Campaign’s sister title Marketing has just published a feature asking marketers about creativity. Turns out clients are calling time on the notion that creativity comes from people called creatives sitting in creative departments in creative agencies. Forget that. We’re all creative now.
So Nick Jones, the head of digital and CSR at Visa, says: "Creativity is not just for the pullover-wearing Shoreditch crowd. No disrespect. Others can develop creativity." Matt Barwell, the chief marketing officer at Britvic, echoes that: "The most commonly held misconception about creativity is that only a lucky few are capable of conceiving innovative ideas." Dominic Grounsell, the global head of digital marketing at Travelex, goes further: "The most pernicious myth we continually propagate is that creativity is limited to people who work in creative departments. This is often backed up by the supporting myth that creatives are somehow different to the rest of us and should be treated as such.

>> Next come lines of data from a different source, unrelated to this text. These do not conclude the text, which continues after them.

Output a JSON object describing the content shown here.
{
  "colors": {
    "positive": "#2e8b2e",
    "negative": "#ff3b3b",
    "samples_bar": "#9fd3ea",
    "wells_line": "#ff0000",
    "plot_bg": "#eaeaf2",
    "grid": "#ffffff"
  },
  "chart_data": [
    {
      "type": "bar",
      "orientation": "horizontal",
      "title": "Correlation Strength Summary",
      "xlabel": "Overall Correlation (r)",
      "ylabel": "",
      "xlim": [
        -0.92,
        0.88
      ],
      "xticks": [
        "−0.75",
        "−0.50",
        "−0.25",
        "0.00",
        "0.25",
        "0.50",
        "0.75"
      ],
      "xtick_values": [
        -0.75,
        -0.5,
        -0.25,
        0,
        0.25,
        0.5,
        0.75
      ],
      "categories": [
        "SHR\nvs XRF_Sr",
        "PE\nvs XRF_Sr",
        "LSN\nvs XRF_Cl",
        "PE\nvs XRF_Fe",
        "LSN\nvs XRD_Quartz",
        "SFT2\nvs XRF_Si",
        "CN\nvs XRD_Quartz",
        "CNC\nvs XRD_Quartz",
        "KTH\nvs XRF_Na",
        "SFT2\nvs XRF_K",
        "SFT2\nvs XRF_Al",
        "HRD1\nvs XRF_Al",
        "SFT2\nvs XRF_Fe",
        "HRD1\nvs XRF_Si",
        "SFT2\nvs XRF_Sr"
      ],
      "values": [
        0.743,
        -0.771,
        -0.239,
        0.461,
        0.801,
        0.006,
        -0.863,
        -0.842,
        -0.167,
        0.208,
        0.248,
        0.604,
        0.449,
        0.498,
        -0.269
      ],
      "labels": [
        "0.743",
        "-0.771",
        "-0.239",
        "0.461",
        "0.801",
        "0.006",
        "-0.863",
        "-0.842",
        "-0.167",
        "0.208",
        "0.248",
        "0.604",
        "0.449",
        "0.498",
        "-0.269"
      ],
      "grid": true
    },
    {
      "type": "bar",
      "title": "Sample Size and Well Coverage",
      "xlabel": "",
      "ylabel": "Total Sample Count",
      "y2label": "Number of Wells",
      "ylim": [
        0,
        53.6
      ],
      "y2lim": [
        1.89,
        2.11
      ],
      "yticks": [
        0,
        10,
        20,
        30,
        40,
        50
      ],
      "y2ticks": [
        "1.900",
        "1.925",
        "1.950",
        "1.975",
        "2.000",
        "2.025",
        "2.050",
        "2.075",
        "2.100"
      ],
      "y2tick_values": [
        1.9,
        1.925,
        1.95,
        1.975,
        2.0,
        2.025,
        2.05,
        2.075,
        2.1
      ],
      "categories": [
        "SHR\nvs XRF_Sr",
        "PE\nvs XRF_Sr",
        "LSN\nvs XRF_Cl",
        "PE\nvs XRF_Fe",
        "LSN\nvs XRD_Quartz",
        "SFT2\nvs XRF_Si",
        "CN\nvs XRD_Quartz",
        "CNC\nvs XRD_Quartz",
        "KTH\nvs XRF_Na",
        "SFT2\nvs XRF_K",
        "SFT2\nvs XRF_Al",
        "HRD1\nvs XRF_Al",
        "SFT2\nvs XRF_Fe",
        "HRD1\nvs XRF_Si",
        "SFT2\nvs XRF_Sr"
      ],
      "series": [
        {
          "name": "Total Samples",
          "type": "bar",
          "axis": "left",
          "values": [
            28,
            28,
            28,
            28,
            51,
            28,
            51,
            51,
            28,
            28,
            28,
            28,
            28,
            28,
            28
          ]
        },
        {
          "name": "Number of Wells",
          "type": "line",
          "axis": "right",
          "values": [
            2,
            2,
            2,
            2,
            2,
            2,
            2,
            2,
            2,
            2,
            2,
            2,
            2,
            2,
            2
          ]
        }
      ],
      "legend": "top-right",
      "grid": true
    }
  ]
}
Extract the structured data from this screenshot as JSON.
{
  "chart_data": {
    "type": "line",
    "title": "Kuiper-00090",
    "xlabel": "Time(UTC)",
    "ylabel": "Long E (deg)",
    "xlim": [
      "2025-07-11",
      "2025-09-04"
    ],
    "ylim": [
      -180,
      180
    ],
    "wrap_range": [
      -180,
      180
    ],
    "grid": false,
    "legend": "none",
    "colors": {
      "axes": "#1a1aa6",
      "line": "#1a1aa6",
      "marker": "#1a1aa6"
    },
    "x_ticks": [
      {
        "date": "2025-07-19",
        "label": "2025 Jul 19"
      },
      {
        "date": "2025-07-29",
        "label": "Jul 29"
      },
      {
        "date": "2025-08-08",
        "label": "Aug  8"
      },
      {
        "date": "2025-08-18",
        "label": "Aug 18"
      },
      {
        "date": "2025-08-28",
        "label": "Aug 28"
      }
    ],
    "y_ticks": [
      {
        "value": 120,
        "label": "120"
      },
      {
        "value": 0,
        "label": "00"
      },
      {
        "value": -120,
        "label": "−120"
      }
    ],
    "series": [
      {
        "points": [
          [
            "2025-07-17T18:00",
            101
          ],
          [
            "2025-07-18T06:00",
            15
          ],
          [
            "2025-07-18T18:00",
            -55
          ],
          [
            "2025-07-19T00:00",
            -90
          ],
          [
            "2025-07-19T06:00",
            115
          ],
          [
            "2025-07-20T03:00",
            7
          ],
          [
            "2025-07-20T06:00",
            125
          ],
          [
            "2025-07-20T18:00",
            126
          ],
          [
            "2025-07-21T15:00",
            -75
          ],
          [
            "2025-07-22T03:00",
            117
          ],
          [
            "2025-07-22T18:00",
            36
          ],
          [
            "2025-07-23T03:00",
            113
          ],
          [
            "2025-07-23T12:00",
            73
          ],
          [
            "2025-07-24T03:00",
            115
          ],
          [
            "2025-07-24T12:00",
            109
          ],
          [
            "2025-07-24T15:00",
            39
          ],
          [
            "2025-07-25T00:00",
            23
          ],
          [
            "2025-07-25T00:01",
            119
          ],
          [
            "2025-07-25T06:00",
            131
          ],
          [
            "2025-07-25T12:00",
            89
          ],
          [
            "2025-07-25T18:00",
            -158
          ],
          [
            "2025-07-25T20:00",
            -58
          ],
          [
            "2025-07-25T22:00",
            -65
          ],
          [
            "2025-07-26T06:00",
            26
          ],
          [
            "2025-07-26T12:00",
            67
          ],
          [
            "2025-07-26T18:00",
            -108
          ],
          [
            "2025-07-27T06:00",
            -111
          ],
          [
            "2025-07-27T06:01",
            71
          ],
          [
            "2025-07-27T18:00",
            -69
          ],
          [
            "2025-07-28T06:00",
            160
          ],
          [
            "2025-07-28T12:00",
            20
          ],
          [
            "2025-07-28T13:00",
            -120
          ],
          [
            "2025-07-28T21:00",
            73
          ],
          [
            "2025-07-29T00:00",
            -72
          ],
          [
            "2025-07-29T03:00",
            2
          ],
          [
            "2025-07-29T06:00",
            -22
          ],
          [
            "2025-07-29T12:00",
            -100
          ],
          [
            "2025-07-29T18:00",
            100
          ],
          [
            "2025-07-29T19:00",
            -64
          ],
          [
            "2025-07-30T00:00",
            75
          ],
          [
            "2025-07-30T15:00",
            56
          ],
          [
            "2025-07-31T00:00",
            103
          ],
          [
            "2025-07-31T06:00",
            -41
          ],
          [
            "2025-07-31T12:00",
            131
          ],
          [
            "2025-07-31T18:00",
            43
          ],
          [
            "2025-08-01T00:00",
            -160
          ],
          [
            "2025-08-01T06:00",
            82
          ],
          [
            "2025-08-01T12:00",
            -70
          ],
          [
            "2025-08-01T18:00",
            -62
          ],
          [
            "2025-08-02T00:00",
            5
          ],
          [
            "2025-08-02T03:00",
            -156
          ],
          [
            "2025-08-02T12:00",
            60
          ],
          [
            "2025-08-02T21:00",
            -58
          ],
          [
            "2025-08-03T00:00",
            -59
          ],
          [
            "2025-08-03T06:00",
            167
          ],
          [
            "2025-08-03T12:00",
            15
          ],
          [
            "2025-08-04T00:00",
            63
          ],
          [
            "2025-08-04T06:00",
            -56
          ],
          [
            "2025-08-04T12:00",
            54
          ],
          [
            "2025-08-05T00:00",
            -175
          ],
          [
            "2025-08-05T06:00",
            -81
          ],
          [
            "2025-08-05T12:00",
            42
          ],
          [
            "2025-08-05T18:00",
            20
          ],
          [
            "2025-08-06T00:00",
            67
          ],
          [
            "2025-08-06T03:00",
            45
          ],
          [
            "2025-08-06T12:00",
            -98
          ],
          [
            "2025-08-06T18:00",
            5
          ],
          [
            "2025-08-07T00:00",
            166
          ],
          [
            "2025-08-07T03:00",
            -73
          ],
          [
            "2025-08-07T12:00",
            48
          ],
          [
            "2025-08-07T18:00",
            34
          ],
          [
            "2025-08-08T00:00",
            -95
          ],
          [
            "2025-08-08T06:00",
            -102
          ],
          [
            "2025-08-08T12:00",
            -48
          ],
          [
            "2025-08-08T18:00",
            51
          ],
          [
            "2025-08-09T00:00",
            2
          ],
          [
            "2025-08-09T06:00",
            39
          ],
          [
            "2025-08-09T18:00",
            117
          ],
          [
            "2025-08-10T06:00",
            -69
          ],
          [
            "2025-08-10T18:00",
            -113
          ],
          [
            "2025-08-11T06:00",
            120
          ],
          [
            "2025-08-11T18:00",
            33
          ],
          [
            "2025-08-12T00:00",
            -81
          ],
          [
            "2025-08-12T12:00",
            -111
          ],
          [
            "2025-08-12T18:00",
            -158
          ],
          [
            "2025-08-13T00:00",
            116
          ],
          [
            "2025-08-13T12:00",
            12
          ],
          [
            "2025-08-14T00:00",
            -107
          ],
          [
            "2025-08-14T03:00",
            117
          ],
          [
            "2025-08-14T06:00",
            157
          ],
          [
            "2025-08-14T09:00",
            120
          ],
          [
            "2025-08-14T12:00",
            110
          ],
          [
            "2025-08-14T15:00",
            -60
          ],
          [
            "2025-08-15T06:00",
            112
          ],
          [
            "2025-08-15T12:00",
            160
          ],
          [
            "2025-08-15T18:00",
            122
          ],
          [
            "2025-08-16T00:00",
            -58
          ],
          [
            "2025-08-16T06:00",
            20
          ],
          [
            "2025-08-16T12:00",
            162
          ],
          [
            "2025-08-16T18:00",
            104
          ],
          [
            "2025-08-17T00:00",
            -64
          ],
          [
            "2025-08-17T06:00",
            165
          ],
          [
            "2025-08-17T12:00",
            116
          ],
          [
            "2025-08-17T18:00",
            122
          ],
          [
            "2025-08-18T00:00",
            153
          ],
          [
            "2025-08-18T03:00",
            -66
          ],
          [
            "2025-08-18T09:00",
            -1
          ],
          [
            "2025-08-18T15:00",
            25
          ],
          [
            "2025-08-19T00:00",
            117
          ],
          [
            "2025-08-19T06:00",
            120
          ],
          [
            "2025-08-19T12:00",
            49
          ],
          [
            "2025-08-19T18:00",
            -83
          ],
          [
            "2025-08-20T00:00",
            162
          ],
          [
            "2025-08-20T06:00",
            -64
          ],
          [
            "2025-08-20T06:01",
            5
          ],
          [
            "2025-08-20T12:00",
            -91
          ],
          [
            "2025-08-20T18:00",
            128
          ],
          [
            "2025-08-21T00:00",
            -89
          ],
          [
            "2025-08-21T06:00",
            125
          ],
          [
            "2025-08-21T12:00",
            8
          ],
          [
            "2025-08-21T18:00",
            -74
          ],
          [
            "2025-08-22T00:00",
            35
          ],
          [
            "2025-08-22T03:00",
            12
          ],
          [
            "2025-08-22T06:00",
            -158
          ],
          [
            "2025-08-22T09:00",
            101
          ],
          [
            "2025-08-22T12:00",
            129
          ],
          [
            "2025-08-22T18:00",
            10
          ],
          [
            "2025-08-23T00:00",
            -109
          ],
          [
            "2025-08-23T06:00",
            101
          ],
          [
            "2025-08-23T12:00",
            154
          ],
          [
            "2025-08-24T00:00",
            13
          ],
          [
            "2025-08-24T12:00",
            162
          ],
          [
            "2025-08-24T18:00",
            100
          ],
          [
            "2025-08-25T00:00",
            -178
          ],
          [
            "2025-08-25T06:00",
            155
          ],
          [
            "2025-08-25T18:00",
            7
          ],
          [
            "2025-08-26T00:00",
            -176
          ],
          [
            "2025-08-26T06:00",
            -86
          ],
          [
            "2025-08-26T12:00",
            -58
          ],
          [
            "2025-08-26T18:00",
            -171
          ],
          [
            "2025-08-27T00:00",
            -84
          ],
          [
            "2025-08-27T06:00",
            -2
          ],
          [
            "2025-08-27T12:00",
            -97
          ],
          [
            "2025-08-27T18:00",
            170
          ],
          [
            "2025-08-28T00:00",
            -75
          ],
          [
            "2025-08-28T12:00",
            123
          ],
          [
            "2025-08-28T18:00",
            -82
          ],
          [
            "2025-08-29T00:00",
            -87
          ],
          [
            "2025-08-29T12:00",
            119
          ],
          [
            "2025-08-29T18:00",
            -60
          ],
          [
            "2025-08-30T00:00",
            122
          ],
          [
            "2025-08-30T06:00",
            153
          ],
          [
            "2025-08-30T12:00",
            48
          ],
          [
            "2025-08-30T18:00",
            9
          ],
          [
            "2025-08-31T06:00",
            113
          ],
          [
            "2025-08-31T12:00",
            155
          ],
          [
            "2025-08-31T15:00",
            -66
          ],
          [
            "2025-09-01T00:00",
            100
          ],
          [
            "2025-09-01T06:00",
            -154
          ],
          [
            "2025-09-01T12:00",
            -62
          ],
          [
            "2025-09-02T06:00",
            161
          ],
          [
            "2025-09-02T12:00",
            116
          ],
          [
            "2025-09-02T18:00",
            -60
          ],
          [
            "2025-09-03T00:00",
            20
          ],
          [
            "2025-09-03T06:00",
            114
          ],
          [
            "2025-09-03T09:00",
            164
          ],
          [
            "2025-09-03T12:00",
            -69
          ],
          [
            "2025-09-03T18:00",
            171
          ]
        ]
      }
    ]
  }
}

The world has moved on and it’s time we stopped thinking and acting like we’re in the era of Mad Men."
Just because standout creative thinking can come from a marketer and a media agency, doesn’t mean it will
Whatever your view, there’s no sign yet that inviting more people to make a creative contribution will result in better, more effective work. In fact, so far, there’s rather more evidence to suggest the opposite. Mind you, lots of work produced by creatives sitting in creative departments in creative agencies continues to be pretty mediocre too.
Of course standout creative thinking can come from a marketer, a media agency, a CRM specialist. But just because it can, doesn’t mean it will. And with more constituents believing they have a right to be creative, it’s more important than ever to be able to recognise a really powerful creative idea when you see one and feel empowered and confident enough to dismiss the rest.
Anyway, all of this leads me to an interesting development in the US, where Coca-Cola is reviewing a portion of its $400 million media planning and buying account and has invited Ogilvy & Mather to pitch against media shops, including its sister agency MediaCom, for a slug of the business.
If creativity is being democratised, then so too are plenty of other previously specialised tasks. Media agencies can do creative thinking and execution; and, increasingly, creative agencies reckon they can do media thinking. If you were in any doubt that there’s a brutal turf war going on, here’s your evidence.
Assuming quality is maintained, there are some exciting opportunities ahead. The question remains, however, whether the erosion of dedicated specialisms will improve anything other than the cost line.